Joseph Margulies, a lawyer for one of the detainees at Guantanamo, explains how the detention facility there was created to be an ideal interrogation facility. Any possible comfort, such as water or natural light, is controlled entirely by the interrogators. (3 minutes)

Act One.There's No U.S. in Habeas.

Jack Hitt explains how President Bush's War on Terror changed the rules for prisoners of war and how it is that under those rules, it'd be possible that someone whose classified file declares that they pose no threat to the United States could still be locked up indefinitely—potentially forever!—at Guantanamo. (24 minutes).
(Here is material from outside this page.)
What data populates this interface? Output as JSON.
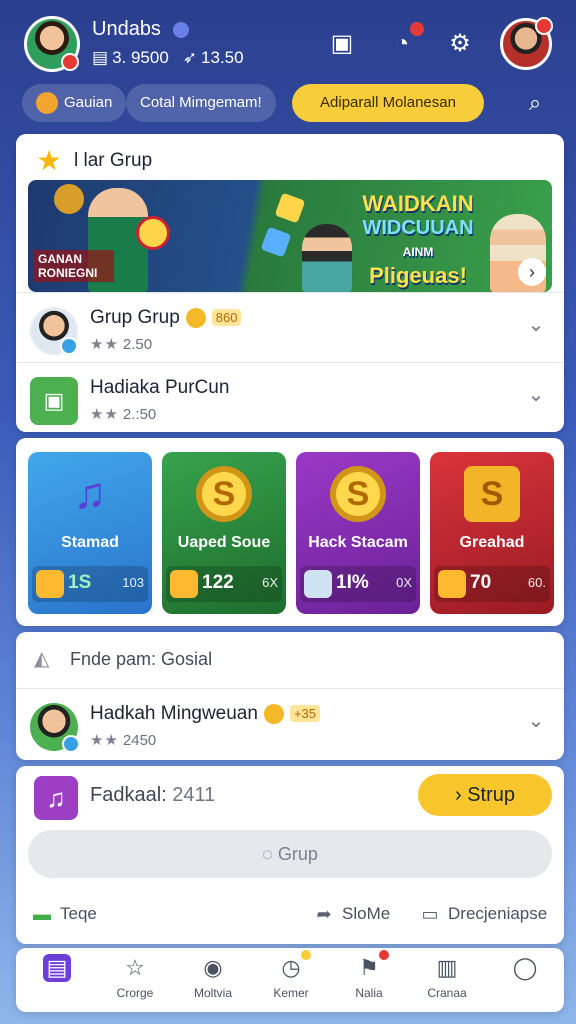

Act Two. September 11th, 1660.

Habeas corpus began in England. And recently, 175 members of the British parliament filed a "friend of the court" brief in one of the U.S. Supreme Court cases on habeas and Guantanamo—apparently, the first time in Supreme Court history that's happened. In their brief, the members of Parliament warn about the danger of suspending habeas: "During the British Civil War, the British created their own version of Guantanamo Bay and dispatched undesirable prisoners to garrisons off the mainland, beyond the reach of habeas corpus relief." In London, reporter Jon Ronson, author of Them: Adventures with Extremists, goes in search of what happened. (6 minutes)

Act Three. We Interrogate the Detainees.

Although more than 200 prisoners from the U.S. facility at Guantanamo Bay have been released, few of them have ever been interviewed on radio or on television in America. Jack Hitt conducts rare and surprising interviews with two former Guantanamo detainees about life in Guantanamo. (20 minutes)

Song: "The Clash," Know Your Rights

2 Comments:

At 5/04/2007 2:26 PM, Blogger JACK BOO said...

Forgive me, but in the light of the Duke "rape" case, and Suzanne Swift's false claim that she was raped, I'm a little hesitant to take detainee torture tales at face value.

 
At 5/04/2007 3:40 PM, Anonymous Anonymous said...

I've watched a few documentaries about the sick shit we're doing in Guantanamo. Sad thing is, when other countries grab our guys and torture the shit out of them, how can we complain?